"Assessment of Policy Interrelationships and impacts on Sustainability in Europe - The APRAISE 3E Method" aims at enhancing policy makers’ insights on the effects of (a set of) policy instruments toward environmental goals and sustainability. For this, the project takes as a starting point that policy makers, when designing policies and selecting policy instruments, make use of the best available knowledge of how policy instruments work in terms of direction and strength towards achieving a goal and how goals can be achieved with lowest resources.
In reality, however, the optimal outcome which policy makers expect to achieve by means of a given set of policy instruments (based on efficacy knowledge) is often not realized in practice. In other words, the actual effect of policy instruments (effectiveness) could in practice deviate from expectations. Such deviations are explored in APRAISE by evaluating case studies in six categories in seven EU Member States (Austria, Estonia, Germany, Greece, the Netherlands, Slovenia and the UK, with a specific focus on whether:
- 1 the economic or political context for policy instruments was different from the one expected,
- 2 the implementation of the policy instrument was hampered or facilitated unexpectedly, or
- 3 Interactions of the assessed policy instrument with other policy instruments gave rise to deficiencies or synergies.
In addition to a policy evaluation with help of environmental policy case studies, APRAISE also applies a set of modeling instruments to assess the influence of environmental policy instruments on the state of the environment and sustainability more generally. With this more quantitative approach ex- ante views (scenarios) can be developed on how implementation of policy instruments leads to the adoption of environmental technologies and how this supports ecological sustainability and economic performance. In APRAISE, modeling elicits the effects a policy instrument is expected to exert under optimal conditions (efficacy) and the relation of these effects to the incurred costs (efficiency).

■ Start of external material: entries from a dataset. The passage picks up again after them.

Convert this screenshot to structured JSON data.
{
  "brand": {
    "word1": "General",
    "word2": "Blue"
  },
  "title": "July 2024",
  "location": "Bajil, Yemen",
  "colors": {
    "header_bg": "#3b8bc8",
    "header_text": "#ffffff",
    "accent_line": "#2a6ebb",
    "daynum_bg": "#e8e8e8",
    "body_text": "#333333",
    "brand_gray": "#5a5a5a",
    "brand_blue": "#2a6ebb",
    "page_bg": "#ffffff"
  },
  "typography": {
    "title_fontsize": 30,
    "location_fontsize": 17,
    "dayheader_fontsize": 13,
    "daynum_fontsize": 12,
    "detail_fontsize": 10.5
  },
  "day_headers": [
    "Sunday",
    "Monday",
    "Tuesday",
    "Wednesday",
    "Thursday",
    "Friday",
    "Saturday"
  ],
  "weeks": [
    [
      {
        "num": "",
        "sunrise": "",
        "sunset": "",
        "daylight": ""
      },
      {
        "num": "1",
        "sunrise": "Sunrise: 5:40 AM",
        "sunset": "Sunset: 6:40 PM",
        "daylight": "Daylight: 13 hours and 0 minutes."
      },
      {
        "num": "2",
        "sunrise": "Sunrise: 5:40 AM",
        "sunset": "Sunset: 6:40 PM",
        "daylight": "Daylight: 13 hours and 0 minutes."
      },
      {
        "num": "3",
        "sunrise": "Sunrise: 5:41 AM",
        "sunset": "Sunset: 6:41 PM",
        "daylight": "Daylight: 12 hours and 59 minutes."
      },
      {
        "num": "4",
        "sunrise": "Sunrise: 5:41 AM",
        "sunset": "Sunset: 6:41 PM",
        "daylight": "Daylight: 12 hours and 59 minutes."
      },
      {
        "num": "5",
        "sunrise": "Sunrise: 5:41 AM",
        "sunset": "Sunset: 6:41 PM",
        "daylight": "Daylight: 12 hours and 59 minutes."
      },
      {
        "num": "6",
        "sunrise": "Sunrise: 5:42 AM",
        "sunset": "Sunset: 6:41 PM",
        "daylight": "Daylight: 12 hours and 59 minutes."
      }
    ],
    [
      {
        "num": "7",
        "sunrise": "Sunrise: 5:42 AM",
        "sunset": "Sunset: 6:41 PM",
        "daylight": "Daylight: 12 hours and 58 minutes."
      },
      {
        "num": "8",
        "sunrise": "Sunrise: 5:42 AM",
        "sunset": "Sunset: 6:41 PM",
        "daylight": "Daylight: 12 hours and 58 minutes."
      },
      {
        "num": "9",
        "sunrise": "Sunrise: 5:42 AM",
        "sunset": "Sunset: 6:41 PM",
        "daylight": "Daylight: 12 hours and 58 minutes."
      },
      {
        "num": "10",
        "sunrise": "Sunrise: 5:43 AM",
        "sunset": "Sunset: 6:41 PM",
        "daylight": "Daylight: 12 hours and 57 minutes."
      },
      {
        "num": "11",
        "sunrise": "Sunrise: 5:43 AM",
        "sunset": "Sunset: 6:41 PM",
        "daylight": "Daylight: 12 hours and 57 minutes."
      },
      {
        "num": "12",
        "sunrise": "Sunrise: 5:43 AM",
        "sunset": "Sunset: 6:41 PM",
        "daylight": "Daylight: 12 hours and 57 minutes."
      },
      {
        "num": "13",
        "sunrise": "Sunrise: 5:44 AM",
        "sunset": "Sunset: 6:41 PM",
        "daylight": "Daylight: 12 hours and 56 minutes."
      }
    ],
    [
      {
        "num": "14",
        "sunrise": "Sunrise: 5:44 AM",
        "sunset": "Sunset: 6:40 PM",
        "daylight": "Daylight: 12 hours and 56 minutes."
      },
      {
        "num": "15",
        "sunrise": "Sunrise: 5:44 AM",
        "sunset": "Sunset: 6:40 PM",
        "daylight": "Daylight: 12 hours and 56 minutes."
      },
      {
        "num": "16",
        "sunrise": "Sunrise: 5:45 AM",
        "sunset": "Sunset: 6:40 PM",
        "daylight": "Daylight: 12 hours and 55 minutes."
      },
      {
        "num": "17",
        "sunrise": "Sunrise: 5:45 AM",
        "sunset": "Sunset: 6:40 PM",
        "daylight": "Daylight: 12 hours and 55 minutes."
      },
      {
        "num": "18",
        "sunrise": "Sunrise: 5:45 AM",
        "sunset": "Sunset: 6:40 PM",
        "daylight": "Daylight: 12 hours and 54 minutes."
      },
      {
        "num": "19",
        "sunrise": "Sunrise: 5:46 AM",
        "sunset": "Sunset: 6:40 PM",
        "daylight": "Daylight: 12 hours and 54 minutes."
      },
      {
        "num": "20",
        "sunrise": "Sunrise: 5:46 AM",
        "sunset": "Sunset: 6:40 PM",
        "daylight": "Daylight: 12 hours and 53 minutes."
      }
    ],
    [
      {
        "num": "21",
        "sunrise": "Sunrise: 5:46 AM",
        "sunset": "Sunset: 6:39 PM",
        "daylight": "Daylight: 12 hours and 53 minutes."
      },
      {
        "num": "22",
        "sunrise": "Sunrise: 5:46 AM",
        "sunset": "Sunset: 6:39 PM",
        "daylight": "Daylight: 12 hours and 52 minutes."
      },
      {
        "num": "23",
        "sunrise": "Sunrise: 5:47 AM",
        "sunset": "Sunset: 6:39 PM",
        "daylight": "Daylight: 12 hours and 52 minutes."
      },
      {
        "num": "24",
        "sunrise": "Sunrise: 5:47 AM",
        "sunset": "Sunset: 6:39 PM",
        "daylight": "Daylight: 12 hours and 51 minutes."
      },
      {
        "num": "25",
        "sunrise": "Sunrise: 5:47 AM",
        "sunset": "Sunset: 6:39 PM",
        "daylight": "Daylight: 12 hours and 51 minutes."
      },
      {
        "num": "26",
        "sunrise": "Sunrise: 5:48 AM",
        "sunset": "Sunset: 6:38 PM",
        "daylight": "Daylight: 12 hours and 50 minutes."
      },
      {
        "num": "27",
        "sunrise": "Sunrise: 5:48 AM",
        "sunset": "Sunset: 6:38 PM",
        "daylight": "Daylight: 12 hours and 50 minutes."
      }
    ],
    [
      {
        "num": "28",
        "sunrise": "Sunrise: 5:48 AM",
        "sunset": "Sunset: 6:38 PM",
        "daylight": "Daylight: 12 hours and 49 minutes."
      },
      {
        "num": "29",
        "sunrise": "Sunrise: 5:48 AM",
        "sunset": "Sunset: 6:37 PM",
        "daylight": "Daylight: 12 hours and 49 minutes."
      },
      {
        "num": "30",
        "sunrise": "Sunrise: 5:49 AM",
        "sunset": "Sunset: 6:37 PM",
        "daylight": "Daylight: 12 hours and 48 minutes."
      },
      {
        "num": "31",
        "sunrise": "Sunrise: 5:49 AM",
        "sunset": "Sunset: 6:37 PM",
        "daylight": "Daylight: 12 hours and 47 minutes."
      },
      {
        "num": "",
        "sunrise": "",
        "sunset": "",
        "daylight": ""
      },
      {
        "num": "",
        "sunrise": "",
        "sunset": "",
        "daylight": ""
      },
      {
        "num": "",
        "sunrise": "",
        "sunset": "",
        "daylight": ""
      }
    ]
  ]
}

A variety of models is used in APRAISE for efficacyand efficiency assessments, which basically serve two different purposes. The Business Strategy Assessment Model (BSAM) models the decision-making process of power suppliers concerning the technologies employed for producing electricity. This combined model also shows how this decision making process is influenced by relevant environmental policies. This approach will thus represent the bottom-up perspective to the efficacy and efficiency of environmental policy instruments and provide us with ideas as to how many environmental technology devices are or will be installed and what their environmental effects will be.
By contrast, the model Global Trade Analysis Project (GTAP) in combination with VTT TIMES, models the macro-economic effects arising from environmental policy instruments and the investment in the corresponding technologies induced by them. The effects include the impact of these investments on growth, employment and foreign trade. This group of models assumes a “social planner” perspective, looking at, and assessing, the relevant policy effects from a top-down perspective.
While both bottom-up and top-down approaches are able to model the combined, cumulated effects of several policy instruments, only the former can model policy interaction endogenously – showing how one policy instrument possibly supports or inhibits another one in achieving its intended effect. In APRAISE, a broader understanding of interaction is employed, including for instance policy instruments affecting the environmental policy to be assessed, but being employed in other sectors and intended primarily to address completely different issues.
Hence, quantitative modeling will be used in combination with the case studies. The qualitative parts will assess the diversity and complexity of policy interactions, while the quantitative (modeling) parts contribute absolute figures and the basic trends governing them.
The results of both the empiric and model-based analysis concerning the effectiveness, efficacy and efficiency of the investigated environmental policies and their interaction with each other and with other policy fields are consolidated for the environmental sectors considered, allowing for an integrated policy assessment.